The third, and the shakiest, was the statistical classifier — a model trained on examples of human and machine music, learning to spot the difference. This is the engine behind most "scan your playlist" tools, because it needs nothing from the file but the audio itself. It's also the one that flagged my friend's basement recording. Classifiers learn the texture of the training data, not the truth of the world. Lo-fi human recordings can look synthetic. Clean AI renders can look like a competent session player. The model is confident either way, because confidence is what it was trained to output.

So the lineage runs: metadata (strong, fragile), to watermarking (strong, narrow), to statistical detection (broad, soft). Somewhere along that chain the public conversation collapsed three different reliabilities into one word — detection — and inherited the confidence of the strongest link while mostly using the weakest.

The numbers that built the alarm

The urgency around all this got its fuel from scale. Platforms have reported enormous volumes of new uploads daily, and AI tracks now make up a meaningful and growing share of catalogs. Those figures are real and they matter — a flood of generated music is genuinely reshaping how playlists get filled and how royalties get split.

But a count of suspected AI tracks is not a measurement of detection accuracy. "We labeled millions of tracks" tells you how busy the classifier was, not how often it was right. The two numbers get reported together so often that the second borrows credibility from the first. A tool can label thirteen million tracks and still misjudge the one on your playlist, and nothing in the press release will tell you which.

What a playlist scan actually gives you

If you run one of these reports — Deezer's playlist analyzer and a handful of independent web tools will scan against Spotify and Apple Music libraries as of writing — here's how to read it honestly.

A flag is a guess, not a verdict. Treat it as "worth a second listen," not "confirmed synthetic."
No flag is not a clearance. Detection misses things, especially well-produced renders and hybrid tracks where a human wrote the song and a model filled the arrangement.
Watermark hits are your strongest signal. If a report distinguishes a detected watermark from a statistical guess, the watermark deserves more weight.
The interesting middle is invisible. A track co-written by a person and a model, or a human song mastered with AI tools, is neither and both. Most detectors have no honest category for it, so they pick one.
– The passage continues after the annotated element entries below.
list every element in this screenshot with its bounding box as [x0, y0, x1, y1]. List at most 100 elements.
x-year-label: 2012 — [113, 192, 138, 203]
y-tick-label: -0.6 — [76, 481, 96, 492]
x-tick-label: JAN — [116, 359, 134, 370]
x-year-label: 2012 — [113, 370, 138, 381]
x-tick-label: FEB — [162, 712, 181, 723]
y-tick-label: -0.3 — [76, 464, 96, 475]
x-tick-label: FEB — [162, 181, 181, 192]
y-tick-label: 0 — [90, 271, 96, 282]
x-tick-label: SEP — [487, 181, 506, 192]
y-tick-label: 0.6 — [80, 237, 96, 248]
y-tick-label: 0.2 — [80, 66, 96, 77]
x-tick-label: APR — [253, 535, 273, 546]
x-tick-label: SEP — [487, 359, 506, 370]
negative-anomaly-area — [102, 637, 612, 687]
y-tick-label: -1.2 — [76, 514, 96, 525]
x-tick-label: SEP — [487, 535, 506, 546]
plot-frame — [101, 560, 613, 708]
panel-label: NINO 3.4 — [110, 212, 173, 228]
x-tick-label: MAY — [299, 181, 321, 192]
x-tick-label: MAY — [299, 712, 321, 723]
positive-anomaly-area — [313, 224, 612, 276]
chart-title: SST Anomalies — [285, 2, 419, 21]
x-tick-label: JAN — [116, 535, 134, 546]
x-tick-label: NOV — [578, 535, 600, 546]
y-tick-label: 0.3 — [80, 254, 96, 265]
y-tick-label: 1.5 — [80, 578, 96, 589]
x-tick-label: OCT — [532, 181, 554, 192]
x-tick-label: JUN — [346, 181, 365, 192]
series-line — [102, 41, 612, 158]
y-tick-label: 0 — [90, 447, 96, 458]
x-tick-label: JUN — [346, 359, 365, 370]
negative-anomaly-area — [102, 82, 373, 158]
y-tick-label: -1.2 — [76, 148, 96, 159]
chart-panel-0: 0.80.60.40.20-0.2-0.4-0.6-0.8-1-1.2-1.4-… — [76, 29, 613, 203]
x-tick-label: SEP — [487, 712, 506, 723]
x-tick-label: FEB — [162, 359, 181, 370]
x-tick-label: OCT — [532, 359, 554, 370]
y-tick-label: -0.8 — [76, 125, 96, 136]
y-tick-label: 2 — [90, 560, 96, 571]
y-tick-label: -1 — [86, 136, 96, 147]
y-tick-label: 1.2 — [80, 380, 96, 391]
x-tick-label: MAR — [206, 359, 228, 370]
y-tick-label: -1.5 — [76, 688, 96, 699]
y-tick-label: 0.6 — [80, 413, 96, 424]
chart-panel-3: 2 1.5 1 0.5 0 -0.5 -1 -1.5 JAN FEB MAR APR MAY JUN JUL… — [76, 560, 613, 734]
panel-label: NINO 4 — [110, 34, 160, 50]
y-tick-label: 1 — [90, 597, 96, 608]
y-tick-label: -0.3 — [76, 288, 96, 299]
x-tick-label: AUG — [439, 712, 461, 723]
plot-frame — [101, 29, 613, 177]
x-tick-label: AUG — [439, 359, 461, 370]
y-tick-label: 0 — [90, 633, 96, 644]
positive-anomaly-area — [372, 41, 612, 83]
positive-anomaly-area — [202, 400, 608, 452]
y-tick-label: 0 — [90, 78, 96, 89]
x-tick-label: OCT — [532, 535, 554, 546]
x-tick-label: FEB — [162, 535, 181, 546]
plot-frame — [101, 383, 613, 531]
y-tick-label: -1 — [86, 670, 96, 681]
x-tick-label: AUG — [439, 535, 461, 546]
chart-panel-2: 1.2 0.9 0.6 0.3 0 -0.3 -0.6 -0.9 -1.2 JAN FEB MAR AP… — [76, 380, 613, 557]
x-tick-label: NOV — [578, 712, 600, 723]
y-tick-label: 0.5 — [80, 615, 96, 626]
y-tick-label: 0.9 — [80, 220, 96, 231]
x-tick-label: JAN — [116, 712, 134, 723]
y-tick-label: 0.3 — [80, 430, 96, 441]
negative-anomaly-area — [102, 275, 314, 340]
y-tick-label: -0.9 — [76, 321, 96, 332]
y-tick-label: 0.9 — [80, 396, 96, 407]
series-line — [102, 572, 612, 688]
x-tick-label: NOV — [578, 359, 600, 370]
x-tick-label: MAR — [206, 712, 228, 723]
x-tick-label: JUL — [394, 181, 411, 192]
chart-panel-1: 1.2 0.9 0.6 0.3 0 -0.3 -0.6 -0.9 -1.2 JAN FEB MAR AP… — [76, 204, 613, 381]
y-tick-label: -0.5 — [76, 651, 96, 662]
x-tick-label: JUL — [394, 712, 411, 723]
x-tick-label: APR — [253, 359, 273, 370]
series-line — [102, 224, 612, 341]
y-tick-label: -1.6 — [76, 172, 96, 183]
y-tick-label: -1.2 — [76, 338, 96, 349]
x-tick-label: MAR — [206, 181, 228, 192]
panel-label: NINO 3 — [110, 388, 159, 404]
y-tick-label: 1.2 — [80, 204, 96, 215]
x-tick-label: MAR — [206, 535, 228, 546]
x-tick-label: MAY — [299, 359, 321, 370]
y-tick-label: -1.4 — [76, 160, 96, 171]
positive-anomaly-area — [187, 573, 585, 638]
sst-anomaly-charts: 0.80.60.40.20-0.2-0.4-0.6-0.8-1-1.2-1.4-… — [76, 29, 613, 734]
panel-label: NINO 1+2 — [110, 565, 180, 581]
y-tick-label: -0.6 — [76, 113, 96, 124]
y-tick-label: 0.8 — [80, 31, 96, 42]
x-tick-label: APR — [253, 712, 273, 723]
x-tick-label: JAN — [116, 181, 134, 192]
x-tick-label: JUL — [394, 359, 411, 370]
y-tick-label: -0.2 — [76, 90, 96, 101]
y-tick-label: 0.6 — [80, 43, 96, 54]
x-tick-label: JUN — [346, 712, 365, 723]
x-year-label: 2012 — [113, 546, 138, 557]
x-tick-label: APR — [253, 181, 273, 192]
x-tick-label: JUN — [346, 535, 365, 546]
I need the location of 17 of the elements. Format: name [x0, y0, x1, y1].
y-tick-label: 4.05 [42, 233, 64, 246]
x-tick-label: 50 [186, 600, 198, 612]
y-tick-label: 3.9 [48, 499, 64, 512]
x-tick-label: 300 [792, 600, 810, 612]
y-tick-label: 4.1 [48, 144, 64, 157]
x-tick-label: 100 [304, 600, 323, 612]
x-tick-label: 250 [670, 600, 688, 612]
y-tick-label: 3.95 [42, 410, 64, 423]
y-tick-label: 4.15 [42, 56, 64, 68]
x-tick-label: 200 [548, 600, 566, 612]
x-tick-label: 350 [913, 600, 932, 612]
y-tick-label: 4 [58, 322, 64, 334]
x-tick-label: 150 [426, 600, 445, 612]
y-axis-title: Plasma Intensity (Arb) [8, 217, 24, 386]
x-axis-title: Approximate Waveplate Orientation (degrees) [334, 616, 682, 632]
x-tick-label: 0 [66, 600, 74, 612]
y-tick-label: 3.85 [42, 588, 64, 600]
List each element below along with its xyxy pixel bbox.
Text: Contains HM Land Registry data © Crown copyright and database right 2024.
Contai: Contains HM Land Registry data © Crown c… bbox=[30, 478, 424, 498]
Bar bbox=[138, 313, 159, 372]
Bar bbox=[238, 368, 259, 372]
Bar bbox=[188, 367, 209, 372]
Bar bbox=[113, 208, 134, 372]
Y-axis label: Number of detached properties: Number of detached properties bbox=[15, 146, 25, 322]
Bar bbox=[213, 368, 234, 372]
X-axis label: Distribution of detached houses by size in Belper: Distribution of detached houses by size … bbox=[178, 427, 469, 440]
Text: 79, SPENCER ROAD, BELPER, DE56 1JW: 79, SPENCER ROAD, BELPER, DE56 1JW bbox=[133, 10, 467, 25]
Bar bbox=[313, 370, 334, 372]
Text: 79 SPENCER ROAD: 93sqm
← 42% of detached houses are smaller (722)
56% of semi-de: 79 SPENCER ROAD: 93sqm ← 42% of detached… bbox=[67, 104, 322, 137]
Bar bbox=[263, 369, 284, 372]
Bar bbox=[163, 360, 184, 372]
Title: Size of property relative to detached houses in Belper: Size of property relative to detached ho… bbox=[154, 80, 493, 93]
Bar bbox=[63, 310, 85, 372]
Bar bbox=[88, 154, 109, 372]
For a casual listener, the useful takeaway is modest and real: these tools are good at surfacing the obvious — the generic, fully-synthetic filler that streaming farms churn out by the thousand. That's most of what bothers people about AI on playlists, and catching it has value. They're far less reliable at the edges, which is exactly where the music you'd actually argue about lives.

None of this is an argument against the tools. It's an argument for reading them the way you'd read a smoke detector: a useful alarm, not a courtroom. The platforms building these features are responding to a genuine problem, and the better ones are honest about probabilities. The risk isn't the technology. It's the rounding.

The myth: a detector can tell you whether the song you're hearing was made by a machine. The more accurate version: a detector can tell you how much a song resembles the machine-made music it was trained on — and the distance between those two sentences is where your favorite basement band lives.